Table 6.4 Examples of bioinformatic approaches used in COVID-19

3 Conclusion

There are many lessons that can be learnt from the application of in silico approaches in the viral pandemic of COVID-19. On the positive side, molecular modelling provides the advantage of reduced cost for faster development of a drug candidate. This is propelled by databases and collaborative efforts of scientists. Scientists can thus directly compare the various drug candidates in these databases and assess for further development.

This was the third instance of application of these techniques, and therefore, important lesson would be to rely more on high-resolution crystal structures rather than homology models.
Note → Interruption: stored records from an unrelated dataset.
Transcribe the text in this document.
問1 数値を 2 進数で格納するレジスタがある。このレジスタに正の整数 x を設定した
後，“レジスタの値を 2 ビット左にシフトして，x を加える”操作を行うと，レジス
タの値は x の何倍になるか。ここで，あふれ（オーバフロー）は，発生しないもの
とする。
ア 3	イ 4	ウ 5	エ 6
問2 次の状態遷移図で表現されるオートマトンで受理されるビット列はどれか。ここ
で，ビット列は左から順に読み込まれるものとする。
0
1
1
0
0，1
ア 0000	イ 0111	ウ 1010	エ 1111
Otherwise, it will be very difficult to process the huge repository of docking results generated every time. Also, database generation should become a priority to increase the collaborative capacity and, therefore, data validation by scientists throughout the world. In addition, if the molecular docking is performed on commercially available drugs and herbal chemicals, it would help us limit the number of docked molecules yet keeping the feasibility of taking the drug candidate to the next stage of drug development. Molecular docking of chemicals that are not readily available leads to extra steps of extraction or synthesis that could be avoided. It is thus understandable that a collaborative approach where scientists team up to work on different aspects such as bioinformatics, chemical synthesis, in vitro testing, and in vivo testing will be fruitful. Interestingly, the comprehensive information about virus pathogenesis in the human body is still not available and thus hinders progress in drug development.
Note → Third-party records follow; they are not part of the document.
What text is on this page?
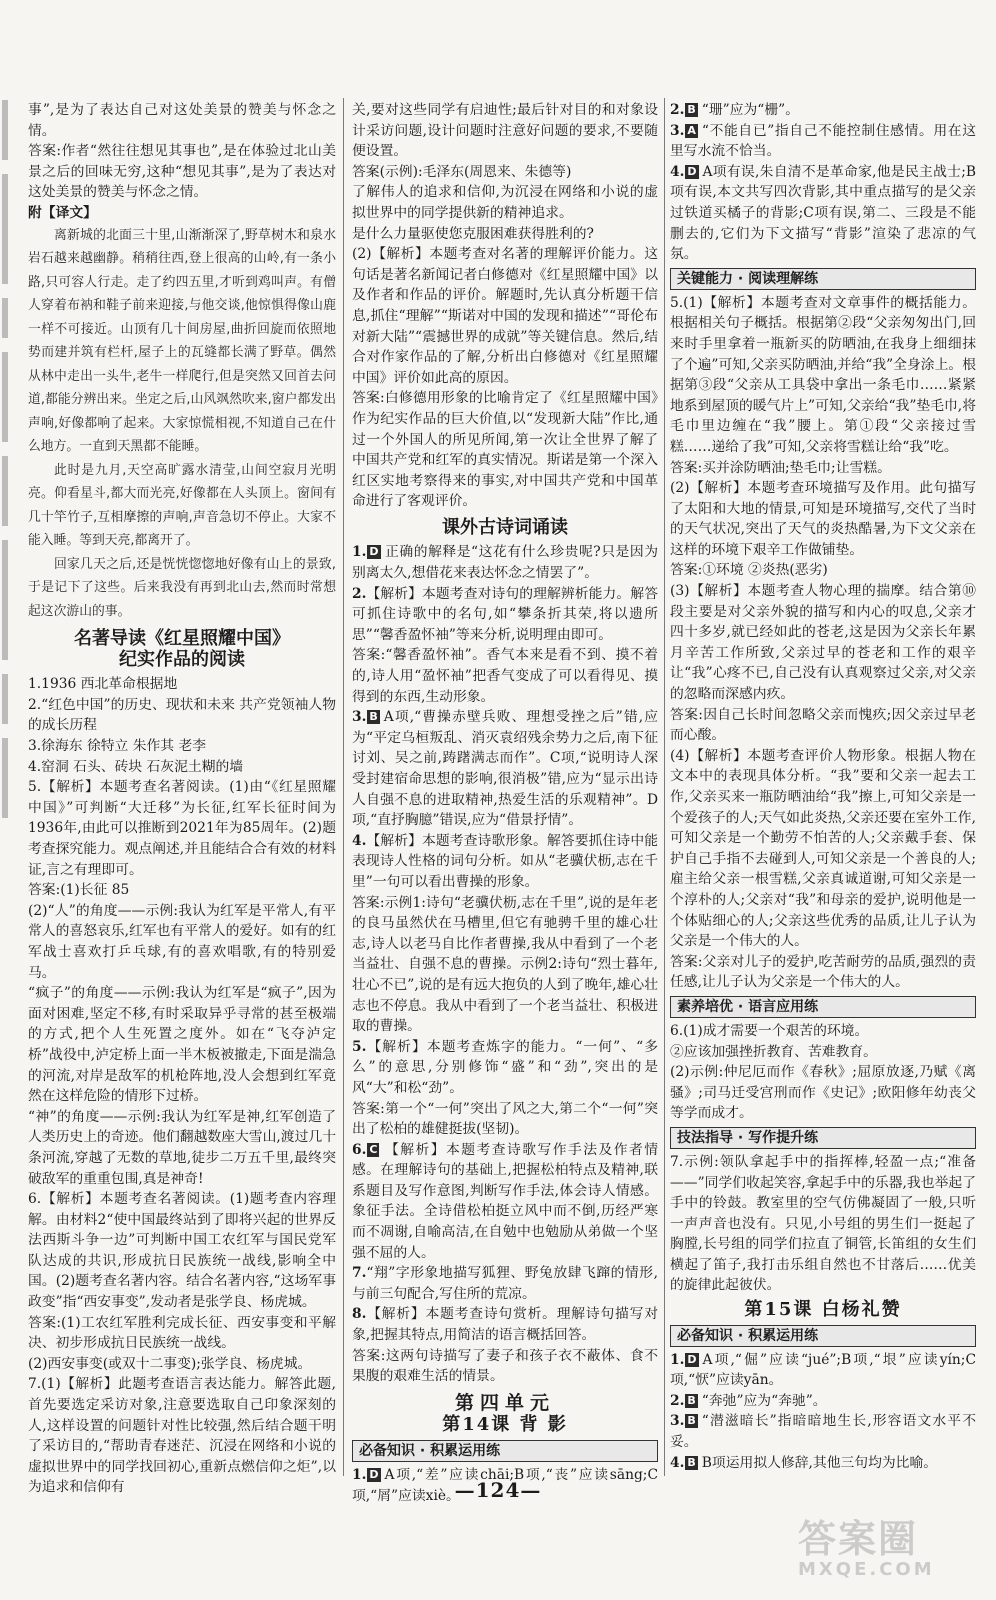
事”,是为了表达自己对这处美景的赞美与怀念之情。

答案:作者“然往往想见其事也”,是在体验过北山美景之后的回味无穷,这种“想见其事”,是为了表达对这处美景的赞美与怀念之情。

附【译文】

离新城的北面三十里,山渐渐深了,野草树木和泉水岩石越来越幽静。稍稍往西,登上很高的山岭,有一条小路,只可容人行走。走了约四五里,才听到鸡叫声。有僧人穿着布衲和鞋子前来迎接,与他交谈,他惊惧得像山鹿一样不可接近。山顶有几十间房屋,曲折回旋而依照地势而建并筑有栏杆,屋子上的瓦缝都长满了野草。偶然从林中走出一头牛,老牛一样爬行,但是突然又回首去问道,都能分辨出来。坐定之后,山风飒然吹来,窗户都发出声响,好像都响了起来。大家惊慌相视,不知道自己在什么地方。一直到天黑都不能睡。

此时是九月,天空高旷露水清莹,山间空寂月光明亮。仰看星斗,都大而光亮,好像都在人头顶上。窗间有几十竿竹子,互相摩擦的声响,声音急切不停止。大家不能入睡。等到天亮,都离开了。

回家几天之后,还是恍恍惚惚地好像有山上的景致,于是记下了这些。后来我没有再到北山去,然而时常想起这次游山的事。

名著导读《红星照耀中国》
纪实作品的阅读

1.1936 西北革命根据地

2.“红色中国”的历史、现状和未来 共产党领袖人物的成长历程

3.徐海东 徐特立 朱作其 老李

4.窑洞 石头、砖块 石灰泥土糊的墙

5.【解析】本题考查名著阅读。(1)由“《红星照耀中国》”可判断“大迁移”为长征,红军长征时间为1936年,由此可以推断到2021年为85周年。(2)题考查探究能力。观点阐述,并且能结合合有效的材料证,言之有理即可。

答案:(1)长征 85

(2)“人”的角度——示例:我认为红军是平常人,有平常人的喜怒哀乐,红军也有平常人的爱好。如有的红军战士喜欢打乒乓球,有的喜欢唱歌,有的特别爱马。

“疯子”的角度——示例:我认为红军是“疯子”,因为面对困难,坚定不移,有时采取异乎寻常的甚至极端的方式,把个人生死置之度外。如在“飞夺泸定桥”战役中,泸定桥上面一半木板被撤走,下面是湍急的河流,对岸是敌军的机枪阵地,没人会想到红军竟然在这样危险的情形下过桥。

“神”的角度——示例:我认为红军是神,红军创造了人类历史上的奇迹。他们翻越数座大雪山,渡过几十条河流,穿越了无数的草地,徒步二万五千里,最终突破敌军的重重包围,真是神奇!

6.【解析】本题考查名著阅读。(1)题考查内容理解。由材料2“使中国最终站到了即将兴起的世界反法西斯斗争一边”可判断中国工农红军与国民党军队达成的共识,形成抗日民族统一战线,影响全中国。(2)题考查名著内容。结合名著内容,“这场军事政变”指“西安事变”,发动者是张学良、杨虎城。

答案:(1)工农红军胜利完成长征、西安事变和平解决、初步形成抗日民族统一战线。

(2)西安事变(或双十二事变);张学良、杨虎城。

7.(1)【解析】此题考查语言表达能力。解答此题,首先要选定采访对象,注意要选取自己印象深刻的人,这样设置的问题针对性比较强,然后结合题干明了采访目的,“帮助青春迷茫、沉浸在网络和小说的虚拟世界中的同学找回初心,重新点燃信仰之炬”,以为追求和信仰有

关,要对这些同学有启迪性;最后针对目的和对象设计采访问题,设计问题时注意好问题的要求,不要随便设置。

答案(示例):毛泽东(周恩来、朱德等)

了解伟人的追求和信仰,为沉浸在网络和小说的虚拟世界中的同学提供新的精神追求。

是什么力量驱使您克服困难获得胜利的?

(2)【解析】本题考查对名著的理解评价能力。这句话是著名新闻记者白修德对《红星照耀中国》以及作者和作品的评价。解题时,先认真分析题干信息,抓住“理解”“斯诺对中国的发现和描述”“哥伦布对新大陆”“震撼世界的成就”等关键信息。然后,结合对作家作品的了解,分析出白修德对《红星照耀中国》评价如此高的原因。

答案:白修德用形象的比喻肯定了《红星照耀中国》作为纪实作品的巨大价值,以“发现新大陆”作比,通过一个外国人的所见所闻,第一次让全世界了解了中国共产党和红军的真实情况。斯诺是第一个深入红区实地考察得来的事实,对中国共产党和中国革命进行了客观评价。

课外古诗词诵读

1. D 正确的解释是“这花有什么珍贵呢?只是因为别离太久,想借花来表达怀念之情罢了”。

2.【解析】本题考查对诗句的理解辨析能力。解答可抓住诗歌中的名句,如“攀条折其荣,将以遗所思”“馨香盈怀袖”等来分析,说明理由即可。

答案:“馨香盈怀袖”。香气本来是看不到、摸不着的,诗人用“盈怀袖”把香气变成了可以看得见、摸得到的东西,生动形象。

3. B A项,“曹操赤壁兵败、理想受挫之后”错,应为“平定乌桓叛乱、消灭袁绍残余势力之后,南下征讨刘、吴之前,踌躇满志而作”。C项,“说明诗人深受封建宿命思想的影响,很消极”错,应为“显示出诗人自强不息的进取精神,热爱生活的乐观精神”。D项,“直抒胸臆”错误,应为“借景抒情”。

4.【解析】本题考查诗歌形象。解答要抓住诗中能表现诗人性格的词句分析。如从“老骥伏枥,志在千里”一句可以看出曹操的形象。

答案:示例1:诗句“老骥伏枥,志在千里”,说的是年老的良马虽然伏在马槽里,但它有驰骋千里的雄心壮志,诗人以老马自比作者曹操,我从中看到了一个老当益壮、自强不息的曹操。示例2:诗句“烈士暮年,壮心不已”,说的是有远大抱负的人到了晚年,雄心壮志也不停息。我从中看到了一个老当益壮、积极进取的曹操。

5.【解析】本题考查炼字的能力。“一何”、“多么”的意思,分别修饰“盛”和“劲”,突出的是风“大”和松“劲”。

答案:第一个“一何”突出了风之大,第二个“一何”突出了松柏的雄健挺拔(坚韧)。

6. C 【解析】本题考查诗歌写作手法及作者情感。在理解诗句的基础上,把握松柏特点及精神,联系题目及写作意图,判断写作手法,体会诗人情感。象征手法。全诗借松柏挺立风中而不倒,历经严寒而不凋谢,自喻高洁,在自勉中也勉励从弟做一个坚强不屈的人。

7.“翔”字形象地描写狐狸、野兔放肆飞蹿的情形,与前三句配合,写住所的荒凉。

8.【解析】本题考查诗句赏析。理解诗句描写对象,把握其特点,用简洁的语言概括回答。

答案:这两句诗描写了妻子和孩子衣不蔽体、食不果腹的艰难生活的情景。

第四单元
第14课 背 影
必备知识 · 积累运用练

1. D A项,“差”应读chāi;B项,“丧”应读sāng;C项,“屑”应读xiè。

2. B “珊”应为“栅”。

3. A “不能自已”指自己不能控制住感情。用在这里写水流不恰当。

4. D A项有误,朱自清不是革命家,他是民主战士;B项有误,本文共写四次背影,其中重点描写的是父亲过铁道买橘子的背影;C项有误,第二、三段是不能删去的,它们为下文描写“背影”渲染了悲凉的气氛。

关键能力 · 阅读理解练

5.(1)【解析】本题考查对文章事件的概括能力。根据相关句子概括。根据第②段“父亲匆匆出门,回来时手里拿着一瓶新买的防晒油,在我身上细细抹了个遍”可知,父亲买防晒油,并给“我”全身涂上。根据第③段“父亲从工具袋中拿出一条毛巾……紧紧地系到屋顶的暖气片上”可知,父亲给“我”垫毛巾,将毛巾里边缠在“我”腰上。第①段“父亲接过雪糕……递给了我”可知,父亲将雪糕让给“我”吃。

答案:买并涂防晒油;垫毛巾;让雪糕。

(2)【解析】本题考查环境描写及作用。此句描写了太阳和大地的情景,可知是环境描写,交代了当时的天气状况,突出了天气的炎热酷暑,为下文父亲在这样的环境下艰辛工作做铺垫。

答案:①环境 ②炎热(恶劣)

(3)【解析】本题考查人物心理的揣摩。结合第⑩段主要是对父亲外貌的描写和内心的叹息,父亲才四十多岁,就已经如此的苍老,这是因为父亲长年累月辛苦工作所致,父亲过早的苍老和工作的艰辛让“我”心疼不已,自己没有认真观察过父亲,对父亲的忽略而深感内疚。

答案:因自己长时间忽略父亲而愧疚;因父亲过早老而心酸。

(4)【解析】本题考查评价人物形象。根据人物在文本中的表现具体分析。“我”要和父亲一起去工作,父亲买来一瓶防晒油给“我”擦上,可知父亲是一个爱孩子的人;天气如此炎热,父亲还要在室外工作,可知父亲是一个勤劳不怕苦的人;父亲戴手套、保护自己手指不去碰到人,可知父亲是一个善良的人;雇主给父亲一根雪糕,父亲真诚道谢,可知父亲是一个淳朴的人;父亲对“我”和母亲的爱护,说明他是一个体贴细心的人;父亲这些优秀的品质,让儿子认为父亲是一个伟大的人。

答案:父亲对儿子的爱护,吃苦耐劳的品质,强烈的责任感,让儿子认为父亲是一个伟大的人。

素养培优 · 语言应用练

6.(1)成才需要一个艰苦的环境。

②应该加强挫折教育、苦难教育。

(2)示例:仲尼厄而作《春秋》;屈原放逐,乃赋《离骚》;司马迁受宫刑而作《史记》;欧阳修年幼丧父等学而成才。

技法指导 · 写作提升练

7.示例:领队拿起手中的指挥棒,轻盈一点;“准备——”同学们收起笑容,拿起手中的乐器,我也举起了手中的铃鼓。教室里的空气仿佛凝固了一般,只听一声声音也没有。只见,小号组的男生们一挺起了胸膛,长号组的同学们拉直了铜管,长笛组的女生们横起了笛子,我打击乐组自然也不甘落后……优美的旋律此起彼伏。

第15课 白杨礼赞
必备知识 · 积累运用练

1. D A项,“倔”应读“jué”;B项,“垠”应读yín;C项,“恹”应读yān。

2. B “奔弛”应为“奔驰”。

3. B “潜滋暗长”指暗暗地生长,形容语文水平不妥。

4. B B项运用拟人修辞,其他三句均为比喻。

—124—
答案圈
MXQE.COM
In conclusion, due to the heavy inundation with incomplete or unvalidated molecular modelling studies, it is warranted that proper steps are taken to manage pseudoscience propagation.

4 Future Outlook

Application of bioinformatic approaches in Ebola, Zika, and COVID-19 pandemic has shown that these approaches can be used for planning and developing antiviral drugs and support pandemic situations when properly streamlined. Target identification, interaction mapping, understanding structure activity relationships, and molecular docking and dynamics could provide important tools for elucidating underlying pathogenesis and its targeting by novel drug candidates. When coupled to proper experimental testing, the drug development will have far-reaching results. We are able to increase the safety of the drug molecules, i.e. by understanding the physical-chemical properties as well as probability of success. Time must be spent on elucidating underlying mechanisms so as to provide relief to clinical symptoms of COVID-19.